M.Gabriel Obiang Lima, ministre équato-guinéen du Pétrole a déclaré que les nouveaux contrôles de change imposés par la Banque des Etats de l’Afrique Centrale (BEAC) pourraient nuire aux perspectives de développement de l’industrie pétrogazière de son pays. Par conséquent, il existe de fortes chances qu’ils ruinent l’économie équato-guinéenne.

C’est en substance, ce qui ressort de son intervention lors de l’Africa Oil and Power qui se tient actuellement au Cap, en Afrique du Sud.

Entrée en vigueur en juin dernier, la mesure vise à mettre de l’ordre dans le bloc monétaire inondé de pétrodollars qui, en raison de contrôles laxistes, finissent souvent sur des comptes bancaires offshore, après avoir contourné le système réglementaire régional.
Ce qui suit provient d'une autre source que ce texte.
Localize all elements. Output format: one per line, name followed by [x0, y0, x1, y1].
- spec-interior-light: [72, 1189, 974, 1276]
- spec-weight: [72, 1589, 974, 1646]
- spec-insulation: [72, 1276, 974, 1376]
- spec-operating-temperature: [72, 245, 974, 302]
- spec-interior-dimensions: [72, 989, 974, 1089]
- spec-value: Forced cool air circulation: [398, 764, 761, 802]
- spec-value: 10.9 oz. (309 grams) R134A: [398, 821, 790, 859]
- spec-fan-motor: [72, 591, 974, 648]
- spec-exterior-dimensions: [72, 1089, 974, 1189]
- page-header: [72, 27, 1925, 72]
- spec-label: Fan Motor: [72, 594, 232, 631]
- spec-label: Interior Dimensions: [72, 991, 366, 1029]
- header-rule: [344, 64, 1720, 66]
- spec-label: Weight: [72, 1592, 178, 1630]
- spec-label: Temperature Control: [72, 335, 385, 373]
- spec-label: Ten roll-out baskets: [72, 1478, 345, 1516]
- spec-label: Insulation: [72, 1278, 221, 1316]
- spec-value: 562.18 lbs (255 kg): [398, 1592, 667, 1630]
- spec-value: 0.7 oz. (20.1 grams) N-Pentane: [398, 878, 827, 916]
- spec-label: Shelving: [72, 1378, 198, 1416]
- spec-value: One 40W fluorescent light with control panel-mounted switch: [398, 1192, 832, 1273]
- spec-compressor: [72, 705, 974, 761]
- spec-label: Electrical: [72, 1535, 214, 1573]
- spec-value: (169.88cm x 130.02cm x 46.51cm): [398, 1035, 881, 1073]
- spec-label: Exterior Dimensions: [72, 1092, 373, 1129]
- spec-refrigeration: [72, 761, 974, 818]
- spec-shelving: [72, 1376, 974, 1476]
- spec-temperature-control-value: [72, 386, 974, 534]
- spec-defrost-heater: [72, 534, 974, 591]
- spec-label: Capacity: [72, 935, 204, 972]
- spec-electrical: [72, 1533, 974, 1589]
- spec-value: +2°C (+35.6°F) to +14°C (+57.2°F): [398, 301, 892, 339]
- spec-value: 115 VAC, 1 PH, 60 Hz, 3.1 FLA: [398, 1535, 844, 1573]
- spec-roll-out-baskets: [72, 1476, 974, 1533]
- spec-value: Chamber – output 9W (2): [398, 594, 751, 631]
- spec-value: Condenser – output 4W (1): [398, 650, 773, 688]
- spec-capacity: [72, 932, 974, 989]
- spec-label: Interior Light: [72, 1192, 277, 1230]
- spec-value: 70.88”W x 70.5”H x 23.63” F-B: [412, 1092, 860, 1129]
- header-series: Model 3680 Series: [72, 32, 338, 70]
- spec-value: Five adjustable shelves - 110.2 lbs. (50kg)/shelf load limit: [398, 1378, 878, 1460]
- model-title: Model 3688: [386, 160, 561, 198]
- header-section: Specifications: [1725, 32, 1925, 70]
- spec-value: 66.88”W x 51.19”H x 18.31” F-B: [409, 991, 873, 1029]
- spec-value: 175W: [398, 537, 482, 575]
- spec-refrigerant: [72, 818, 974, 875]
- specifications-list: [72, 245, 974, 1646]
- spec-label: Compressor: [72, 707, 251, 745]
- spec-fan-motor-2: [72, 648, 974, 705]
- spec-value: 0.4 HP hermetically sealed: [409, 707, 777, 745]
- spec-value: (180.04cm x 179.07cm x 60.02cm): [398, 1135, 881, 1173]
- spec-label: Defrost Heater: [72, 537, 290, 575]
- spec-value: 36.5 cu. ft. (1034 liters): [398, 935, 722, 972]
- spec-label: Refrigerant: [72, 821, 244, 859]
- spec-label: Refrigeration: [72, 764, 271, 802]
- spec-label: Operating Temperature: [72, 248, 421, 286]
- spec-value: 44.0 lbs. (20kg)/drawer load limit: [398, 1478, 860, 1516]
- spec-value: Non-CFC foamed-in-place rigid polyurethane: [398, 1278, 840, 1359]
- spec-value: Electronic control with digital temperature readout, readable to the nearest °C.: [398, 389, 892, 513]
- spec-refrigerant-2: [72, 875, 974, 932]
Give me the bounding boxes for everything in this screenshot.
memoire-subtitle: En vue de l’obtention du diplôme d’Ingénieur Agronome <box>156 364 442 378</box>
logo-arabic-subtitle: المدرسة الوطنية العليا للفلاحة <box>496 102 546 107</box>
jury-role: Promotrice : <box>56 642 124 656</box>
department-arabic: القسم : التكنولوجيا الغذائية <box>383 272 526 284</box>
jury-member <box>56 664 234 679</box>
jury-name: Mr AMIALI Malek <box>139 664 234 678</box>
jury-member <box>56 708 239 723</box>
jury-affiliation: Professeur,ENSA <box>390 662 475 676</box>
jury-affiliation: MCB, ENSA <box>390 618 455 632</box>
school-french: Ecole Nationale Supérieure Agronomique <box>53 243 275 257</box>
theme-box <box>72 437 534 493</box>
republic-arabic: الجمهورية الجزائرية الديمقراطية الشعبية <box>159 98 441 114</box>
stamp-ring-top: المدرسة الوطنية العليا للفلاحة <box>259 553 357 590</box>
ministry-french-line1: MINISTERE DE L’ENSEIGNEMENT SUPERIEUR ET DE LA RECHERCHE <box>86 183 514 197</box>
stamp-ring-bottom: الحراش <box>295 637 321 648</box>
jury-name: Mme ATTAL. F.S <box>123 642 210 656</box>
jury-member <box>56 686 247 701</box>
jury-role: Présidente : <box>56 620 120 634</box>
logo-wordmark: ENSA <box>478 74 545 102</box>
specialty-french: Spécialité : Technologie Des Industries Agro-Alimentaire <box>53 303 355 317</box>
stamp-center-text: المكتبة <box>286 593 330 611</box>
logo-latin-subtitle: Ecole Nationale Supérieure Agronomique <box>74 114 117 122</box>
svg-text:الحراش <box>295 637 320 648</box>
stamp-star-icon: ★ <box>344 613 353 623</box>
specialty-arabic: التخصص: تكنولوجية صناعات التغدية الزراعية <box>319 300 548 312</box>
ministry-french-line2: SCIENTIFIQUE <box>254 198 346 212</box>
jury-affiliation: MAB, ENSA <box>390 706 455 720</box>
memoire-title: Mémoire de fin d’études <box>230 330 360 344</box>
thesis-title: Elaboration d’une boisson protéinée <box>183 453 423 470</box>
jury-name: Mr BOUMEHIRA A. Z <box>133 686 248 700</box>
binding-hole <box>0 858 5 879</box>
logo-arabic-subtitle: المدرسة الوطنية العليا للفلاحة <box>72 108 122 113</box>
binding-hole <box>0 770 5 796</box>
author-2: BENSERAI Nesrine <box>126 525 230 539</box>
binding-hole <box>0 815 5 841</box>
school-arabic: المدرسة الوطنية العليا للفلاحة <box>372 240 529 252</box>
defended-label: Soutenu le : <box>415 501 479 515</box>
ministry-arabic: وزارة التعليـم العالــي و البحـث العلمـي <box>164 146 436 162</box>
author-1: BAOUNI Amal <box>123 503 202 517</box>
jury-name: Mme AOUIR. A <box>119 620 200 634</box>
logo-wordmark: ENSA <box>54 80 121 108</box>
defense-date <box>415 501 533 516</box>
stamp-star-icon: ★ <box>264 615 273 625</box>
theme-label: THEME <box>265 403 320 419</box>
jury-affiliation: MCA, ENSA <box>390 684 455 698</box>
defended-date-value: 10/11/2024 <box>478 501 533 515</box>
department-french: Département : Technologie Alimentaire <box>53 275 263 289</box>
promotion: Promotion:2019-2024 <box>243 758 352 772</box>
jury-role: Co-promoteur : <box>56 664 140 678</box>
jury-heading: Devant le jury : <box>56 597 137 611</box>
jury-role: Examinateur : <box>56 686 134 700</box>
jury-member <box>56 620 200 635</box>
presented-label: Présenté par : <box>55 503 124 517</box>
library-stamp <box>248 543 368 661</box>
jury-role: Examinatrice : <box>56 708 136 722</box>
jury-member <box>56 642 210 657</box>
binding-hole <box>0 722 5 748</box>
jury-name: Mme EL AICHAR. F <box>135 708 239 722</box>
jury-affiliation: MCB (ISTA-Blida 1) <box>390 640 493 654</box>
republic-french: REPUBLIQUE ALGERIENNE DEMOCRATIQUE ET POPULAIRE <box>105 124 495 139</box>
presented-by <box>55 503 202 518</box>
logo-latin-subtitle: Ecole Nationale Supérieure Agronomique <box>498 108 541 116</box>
Le responsable explique que pour les entreprises, les restrictions entrainent de graves pénuries de devises et retardent les transactions. Par conséquent, cela met en péril les investissements des multinationales de l’énergie dans les champs pétroliers de Guinée équatoriale.

« Nous travaillons en parfaite collaboration avec la BEAC, mais je vais être très clair sur le fait que le pétrole et le gaz devraient être exemptés de ces restrictions (...). Les entreprises disent qu’elles n’investiront pas 2 à 3 milliards de dollars si elles n’ont pas la possibilité de les retirer », a-t-il poursuivi.

L’arrivée de nouveaux investissements est l’un des axes clés de la politique énergétique du pays et de telles restrictions pourraient refroidir les investisseurs. La Guinée équatoriale tire plus de 90 % de ses revenus de la commercialisation des hydrocarbures.